Thursday, July 23, 2020

the puzzle pieces

Maybe that's how I figure out this fall, piece by piece. I have a problem with wanting to solve issues all at once, even when they are big issues with many moving parts. It's really probably smarter to attack a small part and fix it, and then move from there.

I had a thought this morning. I have been having a very hard time writing my syllabi for fall (I don't need to do them just yet, can wait a few more days) because I don't know how to do ANYTHING now. I had to be rather insistent yesterday with a higher-up that NO I will NOT be teaching my 40 person class across campus in the ballroom (it is a 3/4 mile walk - and there WILL be no parking, I can guarantee you that, so driving is not an option). Walking 3/4 of a mile in all weathers (105 F heat, downpours, even thunderstorms) is not possible. Especially not with 15 minutes "passing time" and some of that would be taken up by the quick disinfect of the classroom previously used* and some would be taken with tech-wrangling at the ballroom and....so no. I was surprised how insistent I had to be and I admit I played the "I sprained my knee badly" card (though I'm not sure how "bad" it actually was, given that it's about 90% of normal again today)
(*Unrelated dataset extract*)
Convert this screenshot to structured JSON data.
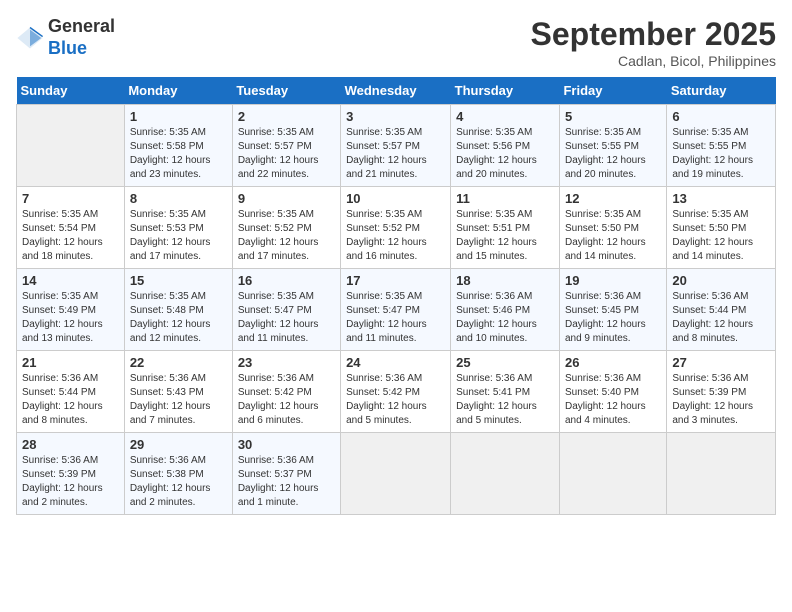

(*they have tried to hire more cleaners but no one has come forward for the wages offered. And our existing custodial staff isn't big enough to do the additional cleaning. So faculty get another duty handed them. We're SUPPOSED to hand it off to our students, but....1. students will complain about it and 2. given how lackadaisical some students are about cleaning lab glassware, I don't want to trust sanitizing a classroom to them. At any rate, the promised cleaning supplies are still on back order, so who even KNOWS. It's fricking Naming of Parts up in here.)

Anyway, my thought this morning, triggered by someone talking about having writing consults with students over Zoom: why not Zoom office hours?

We are expected to hold 10 office hours per week, at least 1 per business day. Our offices are SMALL. If a student stood in the door and I stood against the back wall, we would be just about 6' apart.

So I decided: office hours have to be over Zoom. And then I thought: Zoom can be from anywhere. So: set a couple of office hours between the small lectures I have MWF (that's three of the 10 hours), set the rest for the afternoons I don't teach labs, just come home, set up Zoom, and read/grade/even knit. I would do it with the "waiting room" where you get a chime if someone shows up and I could make it clear that if I'm meeting with someone, the next person will have to wait until I am done meeting with that person....this is akin to someone waiting out in the hall in the before-times.

I e-mailed a colleague who has been more involved with the local AAUP group to see if they'd discussed it, he said no but he was doing exactly what I was planning, in order to keep exposure risk to a minimum.

So that's one thing sorted: I just need to set my office hours and I will  probably create a "recurring meeting" Zoom code that I will publish on the class webpage (which only students have access too, and if I get Zoombombed I can do something like have a password that I will only give out to people who e-mail me). But there are still a lot of moving parts to work out, and of course, it might all change tomorrow, or next week, or the week after...

this is exhausting.

Also, in the middle of writing this, my campus e-mail chimed (I am at home with the campus e-mail client open) and the message was "VOICEMAIL FROM ROBERT (my dad's lastname)" and I had a moment of horror and confusion. (What had actually happened: my mom never changed the phone listing, the call was from her). She managed to burst a small blood vessel in the white of her eye, she can see blood in her sclera but her vision is unaffected and the eye isn't actually bleeding. She called the (very good) eye doctor who also consulted on the cataract surgeries she had 2 years ago and he was of the opinion it was unlikely to be serious (My mom has allergies and sometimes has bad sneezing or coughing fits) and as long as her vision was okay, it was probably okay but yikes.

I hope the doctor is right. I"m telling myself if he wasn't, it's just an eye and it's just ONE eye and I can probably help my mom get set up for grocery delivery or something if it gets so bad she can't see well enough to drive any more (but that's probably me borrowing trouble) but I would very, very much like the big and small bad news in 2020 to stop for a bit.

But seeing my dad's name on a voicemail message momentarily filled me with horror - was there some old voicemail he had sent before his death that I never received? Had someone hacked the number? What? and so I'm now extra unhappy and unsettled.

I hope the blood vessel thing clears up fast for my mom.

1 comment:

Roger Owen Green said...

Y'know, you may be depressed. I probably am myself. I thought it was work, then I stopped working, and the underlying lethargy, lack of focus was still there. You've had a tough last year or so.

Or maybe you're not, and I'm just projecting.